#MI300X Broken

42 messages · Page 1 of 1 (latest)

ruby ore
#

Hello MI300X machines are still all broken. Can we get them fixed asap pls 🙏

If it also possible to please have a refund for pod id c9mz48yaslkbzl as it's been broken since yesterday morning. The pod is still running as i have a script that keeps checking if its fixed (I'm not taking compute from anybody else as I can confirm that spinning up MI300X via another account is just broken).

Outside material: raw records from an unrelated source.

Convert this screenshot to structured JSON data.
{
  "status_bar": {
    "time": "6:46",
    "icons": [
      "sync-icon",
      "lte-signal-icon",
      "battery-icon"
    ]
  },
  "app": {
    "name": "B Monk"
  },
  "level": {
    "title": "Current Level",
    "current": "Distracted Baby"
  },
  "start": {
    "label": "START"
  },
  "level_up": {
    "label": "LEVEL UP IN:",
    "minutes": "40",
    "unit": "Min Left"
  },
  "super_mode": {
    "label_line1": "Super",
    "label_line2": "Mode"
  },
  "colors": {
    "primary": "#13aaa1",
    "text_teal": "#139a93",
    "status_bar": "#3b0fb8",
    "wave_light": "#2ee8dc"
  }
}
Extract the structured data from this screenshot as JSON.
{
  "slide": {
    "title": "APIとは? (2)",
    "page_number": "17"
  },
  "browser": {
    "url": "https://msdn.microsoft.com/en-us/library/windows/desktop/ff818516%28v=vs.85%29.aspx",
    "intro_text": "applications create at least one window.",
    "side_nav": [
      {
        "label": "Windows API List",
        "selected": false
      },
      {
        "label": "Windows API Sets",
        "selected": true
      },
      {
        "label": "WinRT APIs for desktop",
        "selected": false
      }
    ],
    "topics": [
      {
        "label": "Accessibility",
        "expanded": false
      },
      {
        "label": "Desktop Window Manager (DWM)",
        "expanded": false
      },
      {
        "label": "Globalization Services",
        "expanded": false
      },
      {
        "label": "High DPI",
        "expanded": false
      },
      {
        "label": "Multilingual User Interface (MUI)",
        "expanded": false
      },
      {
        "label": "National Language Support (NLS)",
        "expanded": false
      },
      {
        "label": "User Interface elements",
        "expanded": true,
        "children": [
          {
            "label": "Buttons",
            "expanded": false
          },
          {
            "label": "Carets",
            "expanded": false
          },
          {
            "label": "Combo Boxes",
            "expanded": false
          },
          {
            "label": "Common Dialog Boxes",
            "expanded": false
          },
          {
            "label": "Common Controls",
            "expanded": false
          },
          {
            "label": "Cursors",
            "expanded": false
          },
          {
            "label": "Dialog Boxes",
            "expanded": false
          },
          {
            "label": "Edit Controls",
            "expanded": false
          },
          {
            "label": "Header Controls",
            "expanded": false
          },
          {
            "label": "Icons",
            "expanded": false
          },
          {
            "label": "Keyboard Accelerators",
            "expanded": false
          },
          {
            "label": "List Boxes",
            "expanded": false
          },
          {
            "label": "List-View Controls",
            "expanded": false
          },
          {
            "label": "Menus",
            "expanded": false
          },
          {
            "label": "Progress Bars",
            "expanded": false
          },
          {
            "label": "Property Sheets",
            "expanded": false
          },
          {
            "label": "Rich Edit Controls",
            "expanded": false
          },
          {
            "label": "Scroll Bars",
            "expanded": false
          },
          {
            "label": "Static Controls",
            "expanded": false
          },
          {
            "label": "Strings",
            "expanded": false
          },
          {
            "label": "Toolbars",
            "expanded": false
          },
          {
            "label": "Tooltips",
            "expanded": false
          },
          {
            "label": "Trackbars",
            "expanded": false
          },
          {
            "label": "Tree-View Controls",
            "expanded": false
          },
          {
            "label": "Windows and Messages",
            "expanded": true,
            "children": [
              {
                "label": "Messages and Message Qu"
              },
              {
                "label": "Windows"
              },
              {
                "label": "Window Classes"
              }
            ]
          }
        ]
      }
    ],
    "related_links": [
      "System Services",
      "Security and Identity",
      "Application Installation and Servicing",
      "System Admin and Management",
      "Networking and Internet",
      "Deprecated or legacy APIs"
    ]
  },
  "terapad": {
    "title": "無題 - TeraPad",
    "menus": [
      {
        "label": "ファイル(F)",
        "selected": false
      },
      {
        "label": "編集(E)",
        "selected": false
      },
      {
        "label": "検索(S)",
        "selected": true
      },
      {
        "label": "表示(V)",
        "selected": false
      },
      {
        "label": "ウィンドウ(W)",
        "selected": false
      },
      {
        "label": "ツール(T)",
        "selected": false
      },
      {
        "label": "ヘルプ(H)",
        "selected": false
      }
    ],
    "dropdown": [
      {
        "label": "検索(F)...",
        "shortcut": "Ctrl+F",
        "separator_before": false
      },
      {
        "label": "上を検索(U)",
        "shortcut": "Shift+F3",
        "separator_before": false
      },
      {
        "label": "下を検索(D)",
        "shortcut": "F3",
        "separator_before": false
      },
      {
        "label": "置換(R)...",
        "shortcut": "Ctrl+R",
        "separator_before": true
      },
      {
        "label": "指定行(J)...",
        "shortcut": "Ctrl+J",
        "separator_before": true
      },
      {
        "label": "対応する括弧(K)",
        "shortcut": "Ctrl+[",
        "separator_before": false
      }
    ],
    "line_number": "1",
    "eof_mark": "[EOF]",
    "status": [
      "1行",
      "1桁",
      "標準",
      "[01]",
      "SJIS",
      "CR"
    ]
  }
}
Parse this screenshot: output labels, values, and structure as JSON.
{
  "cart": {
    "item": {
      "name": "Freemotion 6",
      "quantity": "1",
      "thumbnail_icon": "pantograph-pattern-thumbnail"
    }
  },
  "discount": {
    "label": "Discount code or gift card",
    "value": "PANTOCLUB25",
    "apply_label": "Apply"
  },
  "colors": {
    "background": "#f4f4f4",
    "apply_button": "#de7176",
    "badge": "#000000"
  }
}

Also happy to pay extra for a machine that works lol - runpod is the only provider that isn't full 8xMI300X.

stark slateBOT
floral spokeBOT
#

To help others find answers, you can mark your question as solved via Right click solution message -> Apps -> ✅ Mark Solution

ruby ore
#

Linking previous convo: #🎤|general message
@mint timber

mint timber
#

@ruby ore this machine is going down for emergency maintenance - will credit you in just a moment

#

Just sent

ruby ore
#

thank you

#

wait a second am i still going to have my directory of work??

#

please i hope that this maintains my container disk, on reboots it does no?

#

@mint timber

mint timber
#

Container will always be lost on reboot, no matter the reason - are you able to connect to web terminal to move it off first?

ruby ore
#

ugh

#

i think i lost everything

#

i mean idk i can't access the pod at all

#

same pod id

eager obsidian
#

if you space is mounted path (for example, usually /workspace), but depends on where the template mounts it ( check on edit pod )

eager obsidian
ruby ore
#

it's still c9mz48yaslkbzl

#

if it's under maintenance that's fine

#

the GPUs werent working

left epoch
#

Also host 213.173.96.54 is broken (I have already a ticket open also for this host). Is there any way to exclude those hosts from create pod api so at least we can boot on other servers if they become available ?

pliant ermine
#

I'm also seeing issues with MI300X (GPU applications just seem to hang). Recreating pods doesn't seem to help, since they all land on the same machine, dyz1gco8abdx. Running rocminfo under strace prints openat(AT_FDCWD, "/dev/kfd", O_RDWR and then hangs. I have created a support ticket for this, #35165.

mint timber
#

Yeah, I've identified some other users having problems with these machines so I've sent it back up and asked for more of an RCA. They get automatically pulled once they've been identified as having an issue, but in this case that's not happening

ruby ore
#

i think i'm still getting charged for c9mz48yaslkbzl even tho it's stuck loading

#

i also try to spin up new MI300X pods and they still hang, so problematic machines are still live

left epoch
#

MI300X are blocked again (host 213.173.96.54) I've already open a ticket #35285

mint timber
ruby ore
#

this pod is continuing to charge me even though its stuck. Why are we getting charged for pods that are stuck and giving errors / have no ssh available?

id: c9mz48yaslkbzl

astral fern
#

also, you can still stop the pod, boot it into CPU only mode, open webterminal and access your data

#

let me know if you need further help @ruby ore

ruby ore
#

its just the default template, the one that used to be working

#

i turned it off, all fine now. could i get credits tho as the pod was never even on lol

ruby ore
#

i mean really a refund for everything, i spun up a bazillion pods over and over again to see if i can get one with rocminfo not hanging but it always hangs.

#

I just spun up 2wtgnkyr0o5nod again to check and it still hangs.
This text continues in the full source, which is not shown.